Firavunun kıssası aslında bütün zalim diktatörlerin hikayesidir. Kur'an, onun profili üzerinden insan haklarını, hukuk ve adaleti hiçe sayan ve rafa kaldıran ve ağzından çıkanı kanun haline getiren bütün istibdatçılara ve işkencecilere seslenir.
Hakkı, adaleti olmayanın/gözetmeyenin korkusu da büyüktür. Her muhalif düşünceyi aleyhine büyük bir tehlike olarak görür ve korkar. Bu paranoyak halleriyle aslında acınacak durumdadırlar. Ancak kibir ve istibdatları onları hakkı görmekten alıkoyar. Deve kuşu saklanmak için başını kuma gömdüğü gibi onlar da hakikati görmemek ve kabullenmemek için "Acırsanız, acınacak hale gelirsiniz." hezeyanına sığınır.

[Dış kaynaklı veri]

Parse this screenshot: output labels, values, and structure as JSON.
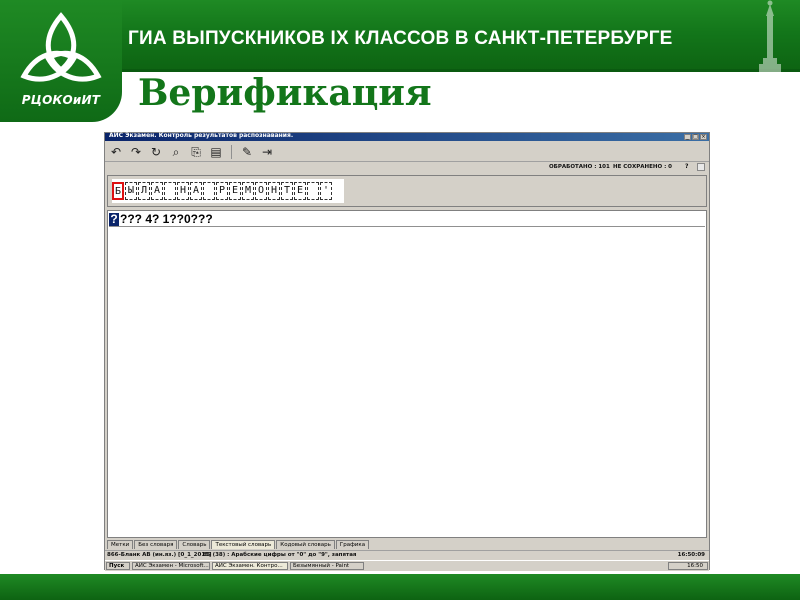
{
  "slide": {
    "header_title": "ГИА ВЫПУСКНИКОВ IX КЛАССОВ В САНКТ-ПЕТЕРБУРГЕ",
    "logo_text": "РЦОКОиИТ",
    "heading": "Верификация",
    "accent_color": "#13761a"
  },
  "app": {
    "title": "АИС Экзамен. Контроль результатов распознавания.",
    "window_buttons": [
      "_",
      "□",
      "×"
    ],
    "toolbar": {
      "buttons": [
        {
          "name": "undo-button",
          "icon": "↶"
        },
        {
          "name": "redo-button",
          "icon": "↷"
        },
        {
          "name": "refresh-button",
          "icon": "↻"
        },
        {
          "name": "search-button",
          "icon": "⌕"
        },
        {
          "name": "copy-button",
          "icon": "⎘"
        },
        {
          "name": "document-button",
          "icon": "▤"
        },
        {
          "name": "edit-button",
          "icon": "✎"
        },
        {
          "name": "export-button",
          "icon": "⇥"
        }
      ]
    },
    "status": {
      "processed": "ОБРАБОТАНО : 101",
      "not_saved": "НЕ СОХРАНЕНО : 0",
      "help": "?"
    },
    "image_cells": [
      "Б",
      "Ы",
      "Л",
      "А",
      " ",
      "Н",
      "А",
      " ",
      "Р",
      "Е",
      "М",
      "О",
      "Н",
      "Т",
      "Е",
      " ",
      "'"
    ],
    "recognized_text": "??? 4? 1??0???",
    "unknown_marker": "?",
    "tabs": [
      {
        "label": "Метки",
        "active": false
      },
      {
        "label": "Без словаря",
        "active": false
      },
      {
        "label": "Словарь",
        "active": false
      },
      {
        "label": "Текстовый словарь",
        "active": true
      },
      {
        "label": "Кодовый словарь",
        "active": false
      },
      {
        "label": "Графика",
        "active": false
      }
    ],
    "bottom_status": {
      "left": "866-Бланк АВ (ин.яз.) [0_1_2015]",
      "field": "85 (38) : Арабские цифры от \"0\" до \"9\", запятая",
      "time": "16:50:09"
    },
    "taskbar": {
      "start": "Пуск",
      "items": [
        {
          "label": "АИС Экзамен - Microsoft...",
          "active": false
        },
        {
          "label": "АИС Экзамен. Контро...",
          "active": true
        },
        {
          "label": "Безымянный - Paint",
          "active": false
        }
      ],
      "clock": "16:50"
    }
  }
}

Yoksa siz gazabınızın kulları olmayasınız!

Hani sizin merhametiniz gazabınızın önündeydi. Hani merhametiniz, öfkenizi aşmıştı. Şimdi yukarıdaki cümle merhamet dolu yüreğinizden mi çıkıyor? Masum insanlara, kadınıyla erkeğiyle yapılan zulümleri sadistçe seyretmekten keyif alıyor ve "Canları cehenneme!" diyebiliyorsunuz? Bu kin ve nefret söylemi, iman, insanlık ve şefkat dolu sinenizden mi çıkıyor?

On binlerce masum ve mazlum ev hanımını -bazılarını bebekleriyle beraber- "15 Temmuz tiyatrosu" bahanesiyle hapse atıp vatan haini ilan ederken hangi merhamet anlayışı ve  hangi vicdanla yaptınız. Bu zulüm ve haksızlıklar merhamet dolu vicdanınızdan mı çıkıyor? Hasta, yaşlı ve bakıma muhtaç yatalak ya da özürlü kimseleri tutuklama kararlarını hangi hukuk, hangi adalet, hangi insanlık ve nasıl bir merhamet anlayışına dayanarak veriyorsunuz? İnsaf ve adalet ölçülerinden ve insanlıktan  fersah fersah uzak bu kararlar merhametle dopdolu kalbinizden mi çıkıyor?

Tutukluların tedavisine engel olurken, ilaçlarını bile almaya müsaade etmezken, bakıma muhtaç kimseleri içeride bakımsızlıktan öldürürken bu kararlar içinizdeki hangi merhamet mekanizmasından çıkıyor? Devletin farklı birimlerinde çalışan ve yıllardır sicili tertemiz hatta üstün başarı ve takdir ödülleri bulunan yüz binlerce amir ve memuru sözde ürettiğiniz uydurma bir terör örgütü söylemi üzerinden, "terörle iltisaklı" deyip ihraç etme kararı hangi akıl, mantık ve hangi iman ve hukuk ölçülerinden çıkıyor?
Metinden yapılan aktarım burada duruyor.